Cell phone
© Phil Noble / Reuters
If you've ever had the sneaking suspicion that your phone might be watching you, new research suggests you're not being paranoid.

Research scientists at Northwestern University in Boston spent a year trying to determine whether or not smartphone applications are secretly recording our private conversations to send personal data to advertisers.

Fortunately, the researchers did not find any evidence to support that long-held theory. They did, however, stumble upon another disturbing piece of information: While your phone might not be listening to you, it is watching you.

The study confirms that smartphone applications are recording video footage of our screens and taking screenshots of our activity and then passing those screen recordings on to third parties. The surreptitious filming even captures the users' personal information - sometimes even their postcodes.

The Boston researchers tested 17,260 popular Android apps, many of which are owned by Facebook - and 8,000 which send information directly to Facebook. The study found that more than half of the apps examined had permission to access the users' cameras and microphones, which meant that they could activate those features at any time when the app was open.

Scientists used an automated system to interact with apps, searching for any media files that had been sent from them - particularly to a third party. It was in the course of searching for audio files that the researchers began to see that screenshots and video recordings were being sent to third parties instead.

When one of the phones in the study used a GoPuff food delivery app, information from the phone's interaction with the app was recorded and sent to a third party domain affiliated with mobile analytics company Appsee. The recording sent to the company even included the screen where users entered their zip code for the food delivery.

The researchers noted that Appsee had not been shy about its ability to record user activity - displaying that information on its own website - but said the problem was that this was not made clear to users through GoPuff's privacy policy.

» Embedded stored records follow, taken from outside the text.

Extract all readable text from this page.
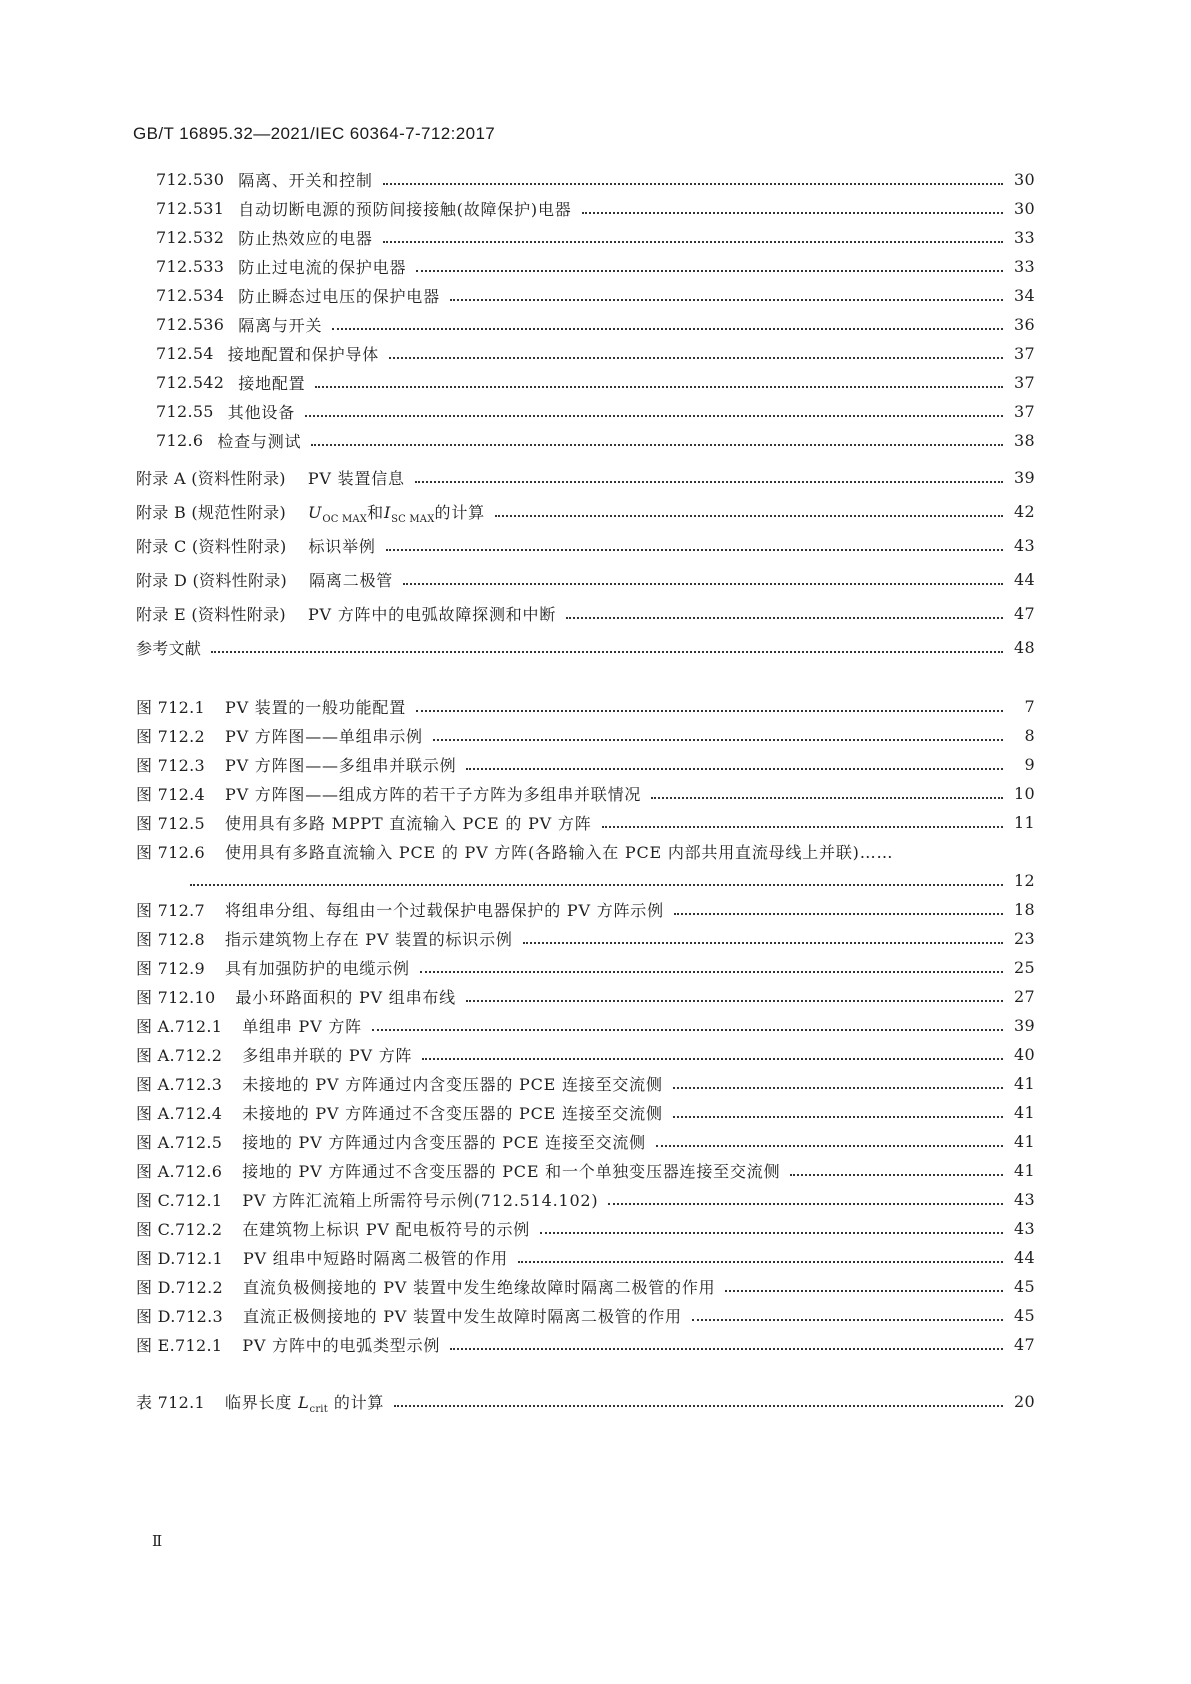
GB/T 16895.32—2021/IEC 60364-7-712:2017
712.530 隔离、开关和控制	30
712.531 自动切断电源的预防间接接触(故障保护)电器	30
712.532 防止热效应的电器	33
712.533 防止过电流的保护电器	33
712.534 防止瞬态过电压的保护电器	34
712.536 隔离与开关	36
712.54 接地配置和保护导体	37
712.542 接地配置	37
712.55 其他设备	37
712.6 检查与测试	38
附录 A (资料性附录) PV 装置信息	39
附录 B (规范性附录) $U_{OC MAX}$和$I_{SC MAX}$的计算	42
附录 C (资料性附录) 标识举例	43
附录 D (资料性附录) 隔离二极管	44
附录 E (资料性附录) PV 方阵中的电弧故障探测和中断	47
参考文献	48
图 712.1 PV 装置的一般功能配置	7
图 712.2 PV 方阵图——单组串示例	8
图 712.3 PV 方阵图——多组串并联示例	9
图 712.4 PV 方阵图——组成方阵的若干子方阵为多组串并联情况	10
图 712.5 使用具有多路 MPPT 直流输入 PCE 的 PV 方阵	11
图 712.6 使用具有多路直流输入 PCE 的 PV 方阵(各路输入在 PCE 内部共用直流母线上并联)……
12
图 712.7 将组串分组、每组由一个过载保护电器保护的 PV 方阵示例	18
图 712.8 指示建筑物上存在 PV 装置的标识示例	23
图 712.9 具有加强防护的电缆示例	25
图 712.10 最小环路面积的 PV 组串布线	27
图 A.712.1 单组串 PV 方阵	39
图 A.712.2 多组串并联的 PV 方阵	40
图 A.712.3 未接地的 PV 方阵通过内含变压器的 PCE 连接至交流侧	41
图 A.712.4 未接地的 PV 方阵通过不含变压器的 PCE 连接至交流侧	41
图 A.712.5 接地的 PV 方阵通过内含变压器的 PCE 连接至交流侧	41
图 A.712.6 接地的 PV 方阵通过不含变压器的 PCE 和一个单独变压器连接至交流侧	41
图 C.712.1 PV 方阵汇流箱上所需符号示例(712.514.102)	43
图 C.712.2 在建筑物上标识 PV 配电板符号的示例	43
图 D.712.1 PV 组串中短路时隔离二极管的作用	44
图 D.712.2 直流负极侧接地的 PV 装置中发生绝缘故障时隔离二极管的作用	45
图 D.712.3 直流正极侧接地的 PV 装置中发生故障时隔离二极管的作用	45
图 E.712.1 PV 方阵中的电弧类型示例	47
表 712.1 临界长度 $L_{crit}$ 的计算	20
Ⅱ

When GoPuff was contacted by the researchers, it added a disclosure making clear that Appsee had access to personal information. "As an added precaution, we also pulled Appsee SDK from the latest Android and iOS builds," GoPuff told tech website Gizmodo.

Appsee on the other hand, claimed that it was GoPuff that was at fault and said that the delivery app had "misused" its technology and that Appsee's terms of service were violated. Appsee CEO Zahi Boussiba said the company prohibits customers from tracking personal data and said that Appsee had "immediately disabled tracking capabilities" and purged all recordings from its servers.

The researchers are expected to present their full findings at the Privacy Enhancing Technology Symposium Conference in Barcelona next month.

Due to the fact that the phones in the study were being operated by an automated system - and not humans - the researchers said they were not fully comfortable saying for certain that our phones are not also listening to us.

That, they explained, is because the apps may not have been triggered in exactly the same way they would have been by humans. They also accepted that it was still possible that they had missed instances of audio recordings being made if the apps had transcribed audio before sending it to third parties.

So, it seems we can't fully rule out the idea that our phones are not only watching, but listening too.